Nice question!

Let's rewrite all three values (\(p\), \(q\) and \(r\)) in terms of ONE variable.

To begin, we can see that \(\frac{p}{q} = \frac{2}{7}\)
Cross multiply to get: \(2q = 7p\)
Divide both sides by \(2\) to get: \(q = \frac{7p}{2}\)


Similarly, we can see that \(\frac{p}{r} = \frac{2}{11}\)
Cross multiply to get: \(2r = 11p\)
Divide both sides by \(2\) to get: \(r = \frac{11p}{2}\)

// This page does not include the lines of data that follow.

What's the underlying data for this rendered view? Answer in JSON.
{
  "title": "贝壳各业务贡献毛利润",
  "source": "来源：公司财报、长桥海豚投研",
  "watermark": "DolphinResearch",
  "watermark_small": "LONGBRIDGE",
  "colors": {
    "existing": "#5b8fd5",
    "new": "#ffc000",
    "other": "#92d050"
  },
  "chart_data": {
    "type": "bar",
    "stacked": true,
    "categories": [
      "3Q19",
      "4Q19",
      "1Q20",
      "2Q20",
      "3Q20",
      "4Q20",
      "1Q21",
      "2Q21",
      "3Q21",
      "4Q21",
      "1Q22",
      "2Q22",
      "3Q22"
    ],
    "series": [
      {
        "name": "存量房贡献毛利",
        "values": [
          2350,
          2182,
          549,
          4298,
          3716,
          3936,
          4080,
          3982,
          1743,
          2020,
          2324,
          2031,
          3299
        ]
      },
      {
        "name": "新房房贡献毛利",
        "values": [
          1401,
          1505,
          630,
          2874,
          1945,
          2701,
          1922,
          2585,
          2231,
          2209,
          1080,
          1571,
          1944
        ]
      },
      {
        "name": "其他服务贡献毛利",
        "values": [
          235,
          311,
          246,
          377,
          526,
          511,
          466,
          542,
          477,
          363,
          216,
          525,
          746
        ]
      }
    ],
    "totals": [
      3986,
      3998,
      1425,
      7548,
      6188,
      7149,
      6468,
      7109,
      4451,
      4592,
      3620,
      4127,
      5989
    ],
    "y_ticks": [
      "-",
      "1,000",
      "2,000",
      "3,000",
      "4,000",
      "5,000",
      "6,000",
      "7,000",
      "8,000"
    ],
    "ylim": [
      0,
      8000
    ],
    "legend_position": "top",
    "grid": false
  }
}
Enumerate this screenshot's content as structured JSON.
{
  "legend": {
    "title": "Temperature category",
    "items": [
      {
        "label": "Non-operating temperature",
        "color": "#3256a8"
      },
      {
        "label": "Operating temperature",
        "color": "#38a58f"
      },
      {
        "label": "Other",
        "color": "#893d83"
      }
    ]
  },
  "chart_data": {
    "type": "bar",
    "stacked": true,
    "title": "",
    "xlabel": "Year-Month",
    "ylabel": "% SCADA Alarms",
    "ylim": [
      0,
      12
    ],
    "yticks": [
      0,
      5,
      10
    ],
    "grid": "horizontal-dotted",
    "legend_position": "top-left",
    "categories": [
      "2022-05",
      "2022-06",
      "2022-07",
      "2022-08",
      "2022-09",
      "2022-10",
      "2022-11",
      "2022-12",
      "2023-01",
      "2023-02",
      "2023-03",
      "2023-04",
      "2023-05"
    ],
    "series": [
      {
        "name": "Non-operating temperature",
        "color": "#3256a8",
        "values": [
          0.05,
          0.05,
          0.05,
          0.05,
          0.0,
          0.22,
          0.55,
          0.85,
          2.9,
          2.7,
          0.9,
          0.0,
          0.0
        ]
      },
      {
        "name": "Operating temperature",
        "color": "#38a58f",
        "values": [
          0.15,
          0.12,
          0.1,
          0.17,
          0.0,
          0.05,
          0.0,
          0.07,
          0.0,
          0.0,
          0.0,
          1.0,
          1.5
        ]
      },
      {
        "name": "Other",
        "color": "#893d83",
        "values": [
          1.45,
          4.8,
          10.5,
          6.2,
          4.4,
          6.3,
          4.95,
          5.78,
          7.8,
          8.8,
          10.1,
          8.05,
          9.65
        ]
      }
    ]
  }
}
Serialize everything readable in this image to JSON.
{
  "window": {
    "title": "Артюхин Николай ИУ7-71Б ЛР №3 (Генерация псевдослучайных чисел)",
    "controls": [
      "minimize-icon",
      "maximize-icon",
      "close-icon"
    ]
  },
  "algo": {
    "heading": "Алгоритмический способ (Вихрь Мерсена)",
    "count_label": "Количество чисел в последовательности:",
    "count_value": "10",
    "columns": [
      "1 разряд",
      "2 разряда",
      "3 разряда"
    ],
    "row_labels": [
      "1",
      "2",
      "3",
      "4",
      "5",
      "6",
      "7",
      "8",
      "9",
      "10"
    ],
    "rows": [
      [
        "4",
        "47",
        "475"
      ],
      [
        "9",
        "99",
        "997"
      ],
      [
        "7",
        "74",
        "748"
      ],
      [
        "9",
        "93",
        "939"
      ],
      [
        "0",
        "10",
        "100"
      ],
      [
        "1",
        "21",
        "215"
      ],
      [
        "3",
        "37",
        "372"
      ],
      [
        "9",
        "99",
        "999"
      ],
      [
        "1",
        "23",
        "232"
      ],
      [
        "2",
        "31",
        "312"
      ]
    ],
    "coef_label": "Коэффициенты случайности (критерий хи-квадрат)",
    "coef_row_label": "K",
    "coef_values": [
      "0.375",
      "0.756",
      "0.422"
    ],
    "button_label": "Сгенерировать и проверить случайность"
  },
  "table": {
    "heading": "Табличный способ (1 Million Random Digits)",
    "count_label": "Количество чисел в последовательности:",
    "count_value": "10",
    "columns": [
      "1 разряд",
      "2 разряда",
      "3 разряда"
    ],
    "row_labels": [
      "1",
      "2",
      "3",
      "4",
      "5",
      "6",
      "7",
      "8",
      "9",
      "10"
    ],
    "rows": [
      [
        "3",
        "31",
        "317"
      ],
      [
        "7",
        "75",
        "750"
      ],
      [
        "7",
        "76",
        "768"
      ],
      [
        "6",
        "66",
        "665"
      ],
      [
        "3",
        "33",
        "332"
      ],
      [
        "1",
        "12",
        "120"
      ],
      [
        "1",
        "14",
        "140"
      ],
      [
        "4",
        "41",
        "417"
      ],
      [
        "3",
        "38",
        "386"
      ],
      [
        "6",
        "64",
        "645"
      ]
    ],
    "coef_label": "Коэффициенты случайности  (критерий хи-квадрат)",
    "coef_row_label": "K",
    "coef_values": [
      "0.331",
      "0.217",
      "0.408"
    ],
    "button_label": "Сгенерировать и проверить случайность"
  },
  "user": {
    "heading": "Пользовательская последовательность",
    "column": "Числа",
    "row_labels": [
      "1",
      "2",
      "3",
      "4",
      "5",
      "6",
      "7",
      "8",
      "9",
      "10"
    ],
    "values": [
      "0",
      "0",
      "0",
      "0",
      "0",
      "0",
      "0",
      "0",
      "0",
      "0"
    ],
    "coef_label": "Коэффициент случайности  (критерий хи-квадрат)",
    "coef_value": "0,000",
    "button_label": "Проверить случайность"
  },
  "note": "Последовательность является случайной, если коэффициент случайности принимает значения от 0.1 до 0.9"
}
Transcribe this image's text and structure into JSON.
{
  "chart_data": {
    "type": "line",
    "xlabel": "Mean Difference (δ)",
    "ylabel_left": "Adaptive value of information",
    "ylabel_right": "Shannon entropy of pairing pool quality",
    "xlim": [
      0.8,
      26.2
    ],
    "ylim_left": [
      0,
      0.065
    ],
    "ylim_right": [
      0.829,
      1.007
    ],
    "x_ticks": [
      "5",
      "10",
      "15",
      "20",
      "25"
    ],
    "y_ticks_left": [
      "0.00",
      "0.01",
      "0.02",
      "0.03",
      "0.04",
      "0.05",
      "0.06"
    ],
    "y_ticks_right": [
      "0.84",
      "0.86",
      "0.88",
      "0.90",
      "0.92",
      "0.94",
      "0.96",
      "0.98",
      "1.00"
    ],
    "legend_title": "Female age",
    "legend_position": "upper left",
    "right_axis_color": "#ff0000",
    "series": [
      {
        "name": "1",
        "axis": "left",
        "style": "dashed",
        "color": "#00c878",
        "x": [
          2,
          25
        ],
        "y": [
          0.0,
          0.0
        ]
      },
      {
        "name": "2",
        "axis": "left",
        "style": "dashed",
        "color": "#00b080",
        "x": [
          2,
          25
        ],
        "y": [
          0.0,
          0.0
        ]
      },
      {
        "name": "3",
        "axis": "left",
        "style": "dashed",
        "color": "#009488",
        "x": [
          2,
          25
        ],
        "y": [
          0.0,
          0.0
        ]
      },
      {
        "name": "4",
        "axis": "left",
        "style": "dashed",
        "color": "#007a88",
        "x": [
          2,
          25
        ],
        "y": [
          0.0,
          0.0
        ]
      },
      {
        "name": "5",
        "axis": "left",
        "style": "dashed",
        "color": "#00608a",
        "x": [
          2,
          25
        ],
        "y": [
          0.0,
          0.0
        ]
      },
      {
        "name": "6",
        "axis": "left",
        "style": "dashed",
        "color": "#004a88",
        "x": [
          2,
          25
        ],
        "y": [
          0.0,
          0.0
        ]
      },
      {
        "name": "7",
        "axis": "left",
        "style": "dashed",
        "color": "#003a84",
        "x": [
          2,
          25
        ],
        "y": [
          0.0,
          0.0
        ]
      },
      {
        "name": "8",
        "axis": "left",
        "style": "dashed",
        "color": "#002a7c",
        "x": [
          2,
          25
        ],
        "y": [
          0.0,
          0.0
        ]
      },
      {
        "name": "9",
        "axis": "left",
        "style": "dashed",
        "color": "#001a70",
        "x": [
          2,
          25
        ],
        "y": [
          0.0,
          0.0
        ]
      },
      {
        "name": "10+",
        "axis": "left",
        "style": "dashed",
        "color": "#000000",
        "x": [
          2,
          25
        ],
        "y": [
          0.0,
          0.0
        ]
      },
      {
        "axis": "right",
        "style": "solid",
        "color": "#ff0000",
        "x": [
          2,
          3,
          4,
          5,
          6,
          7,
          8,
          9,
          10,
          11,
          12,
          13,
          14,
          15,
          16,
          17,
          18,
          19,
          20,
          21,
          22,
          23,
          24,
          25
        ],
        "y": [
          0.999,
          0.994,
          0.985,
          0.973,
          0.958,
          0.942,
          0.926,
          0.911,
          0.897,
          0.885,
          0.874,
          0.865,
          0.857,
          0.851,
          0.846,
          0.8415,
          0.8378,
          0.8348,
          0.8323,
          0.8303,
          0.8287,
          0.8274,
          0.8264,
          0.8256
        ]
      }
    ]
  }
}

r is 6 greater than the sum of p and q.
In other words: \(r - (p + q) = 6\)
Substitute values to get: \(\frac{11p}{2} - (p + \frac{7p}{2}) = 6\)
To eliminate the fractions, multiply both sides by 2 to get: \(11p - (2p + 7p) = 12\)
Simplify: \(2p = 12\), which means \(p = 6\)

What is the value of \(p + r\) ?
Now that we know \(p = 6\), we can calculate the value of \(r\) as follows: \(r = \frac{11p}{2}= \frac{11(6)}{2}=33\)
\(p + r = 6 + 33 = 39\)

Answer: C